Hillary Clinton spoke out for the first time Tuesday on the legalization of medical marijuana, acknowledging "benefits" for people in "extreme medical conditions" -- but stopping short of support for recreational use.
Asked for her stance on the topic during a one-hour town hall hosted by CNN, Clinton did not stake out a bold position on the emerging political flashpoint, but instead offered her support for legalization "under appropriate circumstances."
"We need to be very clear about the benefits of marijuana use for medicinal purposes," Clinton said. "I don't think we've done enough research yet -- although, I think for people who are in extreme medical conditions and have anecdotal evidence that it works, there should be availability under appropriate circumstances."

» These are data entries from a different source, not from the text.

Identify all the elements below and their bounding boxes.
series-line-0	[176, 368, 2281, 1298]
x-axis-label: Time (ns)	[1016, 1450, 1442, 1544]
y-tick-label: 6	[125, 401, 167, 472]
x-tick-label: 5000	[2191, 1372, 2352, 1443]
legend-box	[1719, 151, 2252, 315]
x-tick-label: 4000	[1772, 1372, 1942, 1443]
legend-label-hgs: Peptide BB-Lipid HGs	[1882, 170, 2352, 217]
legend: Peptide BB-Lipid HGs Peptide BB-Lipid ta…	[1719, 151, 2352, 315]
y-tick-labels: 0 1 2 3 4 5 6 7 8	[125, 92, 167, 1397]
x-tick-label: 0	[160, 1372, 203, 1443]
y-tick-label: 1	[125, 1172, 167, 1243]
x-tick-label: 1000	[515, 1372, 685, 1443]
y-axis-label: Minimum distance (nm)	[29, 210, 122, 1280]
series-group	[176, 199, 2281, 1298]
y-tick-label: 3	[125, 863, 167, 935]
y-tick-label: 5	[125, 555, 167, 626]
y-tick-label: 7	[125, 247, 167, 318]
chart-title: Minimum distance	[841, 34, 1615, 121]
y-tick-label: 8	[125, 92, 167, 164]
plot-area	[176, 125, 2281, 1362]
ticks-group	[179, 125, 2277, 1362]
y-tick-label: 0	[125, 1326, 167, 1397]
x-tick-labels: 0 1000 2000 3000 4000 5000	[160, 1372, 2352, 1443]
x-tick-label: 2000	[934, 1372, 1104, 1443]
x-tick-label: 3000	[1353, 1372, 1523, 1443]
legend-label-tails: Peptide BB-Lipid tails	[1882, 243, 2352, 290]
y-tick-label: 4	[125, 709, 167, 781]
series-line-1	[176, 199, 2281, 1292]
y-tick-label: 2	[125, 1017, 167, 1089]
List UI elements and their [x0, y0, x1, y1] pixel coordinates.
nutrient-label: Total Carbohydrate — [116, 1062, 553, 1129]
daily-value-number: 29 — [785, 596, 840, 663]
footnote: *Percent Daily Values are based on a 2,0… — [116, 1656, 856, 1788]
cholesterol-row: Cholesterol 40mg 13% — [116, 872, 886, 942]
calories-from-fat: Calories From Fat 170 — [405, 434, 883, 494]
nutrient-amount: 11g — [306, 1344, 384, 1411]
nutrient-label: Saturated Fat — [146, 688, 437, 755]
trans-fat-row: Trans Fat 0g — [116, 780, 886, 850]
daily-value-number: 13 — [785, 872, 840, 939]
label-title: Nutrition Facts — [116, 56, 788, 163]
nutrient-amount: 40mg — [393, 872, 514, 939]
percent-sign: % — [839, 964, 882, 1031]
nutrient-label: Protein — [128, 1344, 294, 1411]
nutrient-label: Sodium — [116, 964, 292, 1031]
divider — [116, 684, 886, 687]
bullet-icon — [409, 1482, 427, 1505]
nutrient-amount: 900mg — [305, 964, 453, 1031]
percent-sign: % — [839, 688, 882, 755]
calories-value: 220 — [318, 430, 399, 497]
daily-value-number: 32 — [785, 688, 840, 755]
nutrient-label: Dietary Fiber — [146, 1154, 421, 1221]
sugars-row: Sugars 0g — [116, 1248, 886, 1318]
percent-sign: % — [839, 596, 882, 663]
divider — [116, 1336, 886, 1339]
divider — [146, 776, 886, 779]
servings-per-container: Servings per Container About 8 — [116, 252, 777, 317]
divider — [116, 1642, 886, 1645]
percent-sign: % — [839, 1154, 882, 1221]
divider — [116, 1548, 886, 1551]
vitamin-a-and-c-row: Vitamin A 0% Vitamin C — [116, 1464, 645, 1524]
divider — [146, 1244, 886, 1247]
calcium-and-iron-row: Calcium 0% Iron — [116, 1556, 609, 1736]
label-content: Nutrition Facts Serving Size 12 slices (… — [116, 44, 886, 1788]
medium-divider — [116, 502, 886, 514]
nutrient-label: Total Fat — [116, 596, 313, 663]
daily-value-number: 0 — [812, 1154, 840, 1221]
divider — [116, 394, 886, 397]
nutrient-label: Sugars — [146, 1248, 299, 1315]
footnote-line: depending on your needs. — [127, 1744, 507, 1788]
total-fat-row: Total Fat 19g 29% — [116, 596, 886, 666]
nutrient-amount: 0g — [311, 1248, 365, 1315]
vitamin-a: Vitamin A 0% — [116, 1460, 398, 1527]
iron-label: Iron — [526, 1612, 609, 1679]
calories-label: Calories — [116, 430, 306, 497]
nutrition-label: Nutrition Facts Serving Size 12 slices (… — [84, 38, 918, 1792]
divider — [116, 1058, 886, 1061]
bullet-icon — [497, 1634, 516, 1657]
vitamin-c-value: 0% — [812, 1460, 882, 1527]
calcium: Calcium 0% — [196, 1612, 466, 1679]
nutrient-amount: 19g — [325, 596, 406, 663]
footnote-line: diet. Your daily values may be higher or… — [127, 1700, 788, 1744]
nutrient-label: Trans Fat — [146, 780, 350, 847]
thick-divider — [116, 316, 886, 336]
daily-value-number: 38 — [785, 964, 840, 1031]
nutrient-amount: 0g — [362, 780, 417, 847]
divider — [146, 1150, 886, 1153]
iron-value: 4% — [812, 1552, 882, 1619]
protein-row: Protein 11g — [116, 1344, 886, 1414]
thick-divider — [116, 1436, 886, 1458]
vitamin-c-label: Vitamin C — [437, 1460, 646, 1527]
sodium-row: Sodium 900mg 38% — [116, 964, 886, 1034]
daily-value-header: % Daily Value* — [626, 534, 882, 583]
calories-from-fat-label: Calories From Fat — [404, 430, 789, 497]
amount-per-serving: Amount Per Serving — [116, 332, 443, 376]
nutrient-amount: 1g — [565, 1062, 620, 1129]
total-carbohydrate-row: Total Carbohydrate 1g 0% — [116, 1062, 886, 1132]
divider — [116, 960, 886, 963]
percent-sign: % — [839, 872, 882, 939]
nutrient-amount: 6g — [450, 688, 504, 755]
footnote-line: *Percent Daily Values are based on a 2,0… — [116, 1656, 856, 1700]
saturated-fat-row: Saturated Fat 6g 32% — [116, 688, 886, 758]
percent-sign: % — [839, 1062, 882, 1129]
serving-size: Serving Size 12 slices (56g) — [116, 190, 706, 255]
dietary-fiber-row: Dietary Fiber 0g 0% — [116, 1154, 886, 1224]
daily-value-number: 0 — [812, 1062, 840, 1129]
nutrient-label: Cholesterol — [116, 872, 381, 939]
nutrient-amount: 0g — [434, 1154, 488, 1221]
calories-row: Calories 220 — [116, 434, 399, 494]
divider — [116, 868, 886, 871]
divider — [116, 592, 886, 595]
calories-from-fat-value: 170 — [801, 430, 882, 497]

"But I do think we need more research, because we don't know how it interacts with other drugs — there's a lot that we don't know," Clinton added.
But on the issue of recreational marijuana use, which has been legalized in Washington and Colorado, Clinton took a more federalist approach, indicating that the federal government should allow states to suss out laws independently.
"States are the laboratories of democracy," Clinton said. "We have at least two states that are experimenting with that right now. I want to wait and see what the evidence is."
Clinton, however, does not plan to do any experimentation of her own. Asked whether she would try marijuana, Clinton laughed off the question.
"Absolutely not," Clinton said. "I didn't do it when I was young, I'm not going to start now."